A recent report issued by Pharos Research expected that Global Telecom (GTHE) minority shareholders will not accept the offer by Veon to acquire Pakistan and Bangladesh assets.

The research company said that feedback on the VEON offer from GTHE shareholders suggests that the current offer would not be approved by the required 66 seats 2-3% of minorities at this time.

VEON has confirmed that the offer remains open, yet cannot confirm that it will remain open indefinitely.

Shareholders will be aware that the offer can be withdrawn by VEON at any time after 1 September 2018.

GTH reported that there are significant debt maturities, interest payments and capital requirements in second half of 2018 and 2019 amounting to at least $500m.

The board of directors continues its review of the VEON offer and the alternative options to fund the company. Given the cash flow forecasts and debt maturities these options include the possibility of a pro-rata capital raising from existing shareholders, the report noted.

As a part of this ongoing review, GTH is to appoint Lazard Frères SAS as its International Financial Advisor with a broad remit to advise the company on all financing options in addition to Fincorp continuing as IFA.

“We are moving to less appealing options every step of the way. The first announcement is telling us that management is throwing a more negative scenario in case minorities do not accept the Veon offer,” the report confirmed.

The report has suggested three scenarios for what could happen next, including minorities accept the Veon offer before its withdrawal, in order to avoid the capital increase, but with uncertainty about dividends.

“The scenario is already discounted in share price and not very appealing, since the good assets will be sold out and the possibility of a cash dividend is a question mark.
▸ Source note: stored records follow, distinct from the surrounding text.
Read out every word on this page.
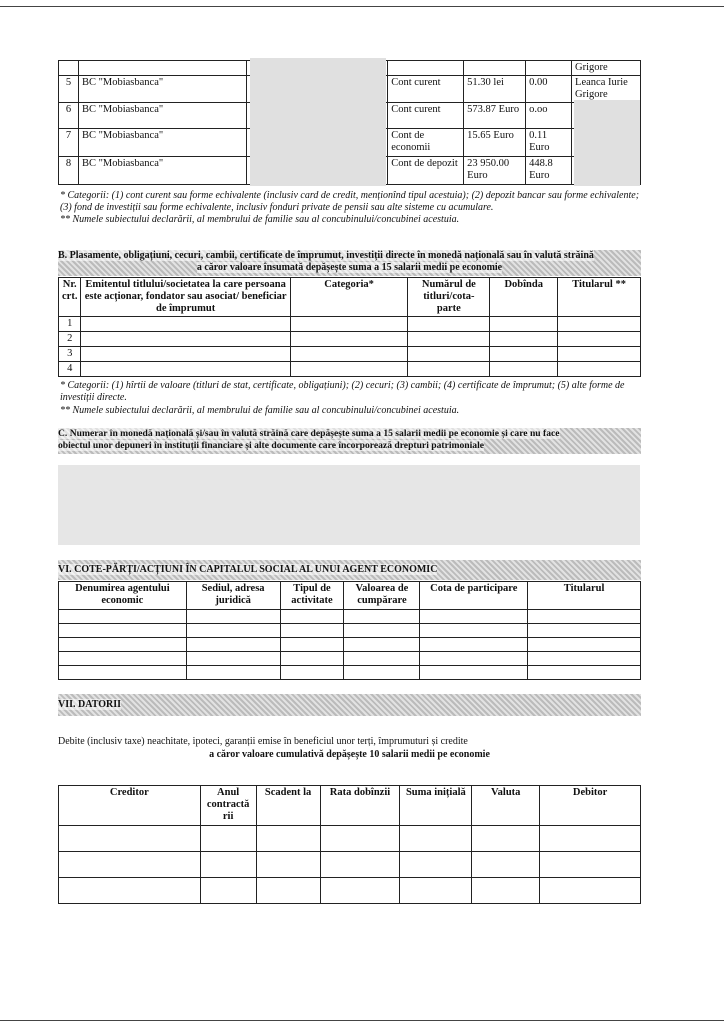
						Grigore
5	BC "Mobiasbanca"		Cont curent	51.30 lei	0.00	Leanca Iurie Grigore
6	BC "Mobiasbanca"		Cont curent	573.87 Euro	o.oo	
7	BC "Mobiasbanca"		Cont de economii	15.65 Euro	0.11 Euro	
8	BC "Mobiasbanca"		Cont de depozit	23 950.00 Euro	448.8 Euro	
* Categorii: (1) cont curent sau forme echivalente (inclusiv card de credit, menționînd tipul acestuia); (2) depozit bancar sau forme echivalente; (3) fond de investiții sau forme echivalente, inclusiv fonduri private de pensii sau alte sisteme cu acumulare.
** Numele subiectului declarării, al membrului de familie sau al concubinului/concubinei acestuia.
B. Plasamente, obligațiuni, cecuri, cambii, certificate de împrumut, investiții directe în monedă națională sau în valută străină
a căror valoare însumată depășește suma a 15 salarii medii pe economie
Nr. crt.	Emitentul titlului/societatea la care persoana este acționar, fondator sau asociat/ beneficiar de împrumut	Categoria*	Numărul de titluri/cota-parte	Dobînda	Titularul **
1					
2					
3					
4					
* Categorii: (1) hîrtii de valoare (titluri de stat, certificate, obligațiuni); (2) cecuri; (3) cambii; (4) certificate de împrumut; (5) alte forme de investiții directe.
** Numele subiectului declarării, al membrului de familie sau al concubinului/concubinei acestuia.
C. Numerar în monedă națională și/sau în valută străină care depășește suma a 15 salarii medii pe economie și care nu face
obiectul unor depuneri în instituții financiare și alte documente care încorporează drepturi patrimoniale
VI. COTE-PĂRȚI/ACȚIUNI ÎN CAPITALUL SOCIAL AL UNUI AGENT ECONOMIC
Denumirea agentului economic	Sediul, adresa juridică	Tipul de activitate	Valoarea de cumpărare	Cota de participare	Titularul

VII. DATORII
Debite (inclusiv taxe) neachitate, ipoteci, garanții emise în beneficiul unor terți, împrumuturi și credite
a căror valoare cumulativă depășește 10 salarii medii pe economie
Creditor	Anul contractă rii	Scadent la	Rata dobînzii	Suma inițială	Valuta	Debitor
Might be more appealing if a specific dividend was announced. But this was not discussed or confirmed,” according to the report.
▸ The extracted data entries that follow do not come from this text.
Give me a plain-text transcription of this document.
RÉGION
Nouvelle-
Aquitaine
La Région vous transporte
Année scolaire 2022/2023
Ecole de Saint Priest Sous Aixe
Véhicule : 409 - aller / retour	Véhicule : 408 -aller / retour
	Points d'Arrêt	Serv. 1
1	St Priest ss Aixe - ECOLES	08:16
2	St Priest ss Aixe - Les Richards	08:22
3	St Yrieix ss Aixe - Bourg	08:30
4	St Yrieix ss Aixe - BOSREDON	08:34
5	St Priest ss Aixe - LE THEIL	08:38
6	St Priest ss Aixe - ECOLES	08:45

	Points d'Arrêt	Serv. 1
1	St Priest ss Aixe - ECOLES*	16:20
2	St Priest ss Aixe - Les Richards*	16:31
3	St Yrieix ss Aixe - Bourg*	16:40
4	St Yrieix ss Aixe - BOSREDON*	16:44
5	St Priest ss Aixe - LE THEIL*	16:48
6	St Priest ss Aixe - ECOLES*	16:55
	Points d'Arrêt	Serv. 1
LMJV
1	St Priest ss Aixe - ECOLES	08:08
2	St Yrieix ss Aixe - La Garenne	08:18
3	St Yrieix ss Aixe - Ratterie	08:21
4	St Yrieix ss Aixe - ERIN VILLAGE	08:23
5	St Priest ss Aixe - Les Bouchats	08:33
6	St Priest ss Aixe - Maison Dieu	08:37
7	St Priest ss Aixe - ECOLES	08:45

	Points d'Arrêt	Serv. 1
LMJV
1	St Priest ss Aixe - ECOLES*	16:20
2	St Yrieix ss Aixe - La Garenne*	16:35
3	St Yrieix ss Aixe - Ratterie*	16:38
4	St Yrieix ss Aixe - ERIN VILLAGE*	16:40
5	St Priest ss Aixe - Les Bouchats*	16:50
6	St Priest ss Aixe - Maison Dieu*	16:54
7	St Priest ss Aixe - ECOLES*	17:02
The second scenario is that Veon withdraws the offer and GTHE announces a capital increase or bridge financing from Veon.

“Shareholders are waiting for return on their original investment in the stock, rather than injecting further funds into the company. In that case, we might see Veon subscribing to the capital increase and raising its effective stake in the company, but minorities will get diluted,” the report added.

The third scenario is that voluntary delisting is in the cards, which explains the flood of bad news and the pressure of share price performance.

“A voluntary delisting would mean Veon would offer minorities a price tag that is the higher of: the highest share price over the month prior to board decision to delist (EGP 4.48 for now) or the average share price over the last three months (EGP 4.28 for now),” the report stated.

Meanwhile, a separate report issued by Pharos said that Cairo Pharma (CPCI) witnessed topline sequential and annual growth of 14% and 34% respectively in fourth quarter (Q4) of both 2017 and 2018.

The report attributed the jump in company topline to Ministry of Health’s decisions to raise drug prices over the past two years, increased export sales post Egyptian pound devaluation, and increased local sales with improved drug availability

“Margins dropped annually, but went up sequentially. With COGS witnessing a +49% year-over-year increase, GPM margins tightened to 30% in Q4 2017/18, but is still higher than the 26% recorded in 3Q17/18. Raw material and salaries costs contributed significantly to higher COGS (+56.2% and 12.7% -y-o-y). Sequentially, higher sales have supported margin recovery,” the report added.

“Increased local and export sales as well price-cap easing would ease-off margin pressures, as we expect over our forecast horizon. Q4 2017/18 EBITDA margins are lower sequentially due to yearly BoD and employees’ distributions. Both sequential and annual NPM along with Q4 2107/18 NPM fell between 12-14%,” it concluded.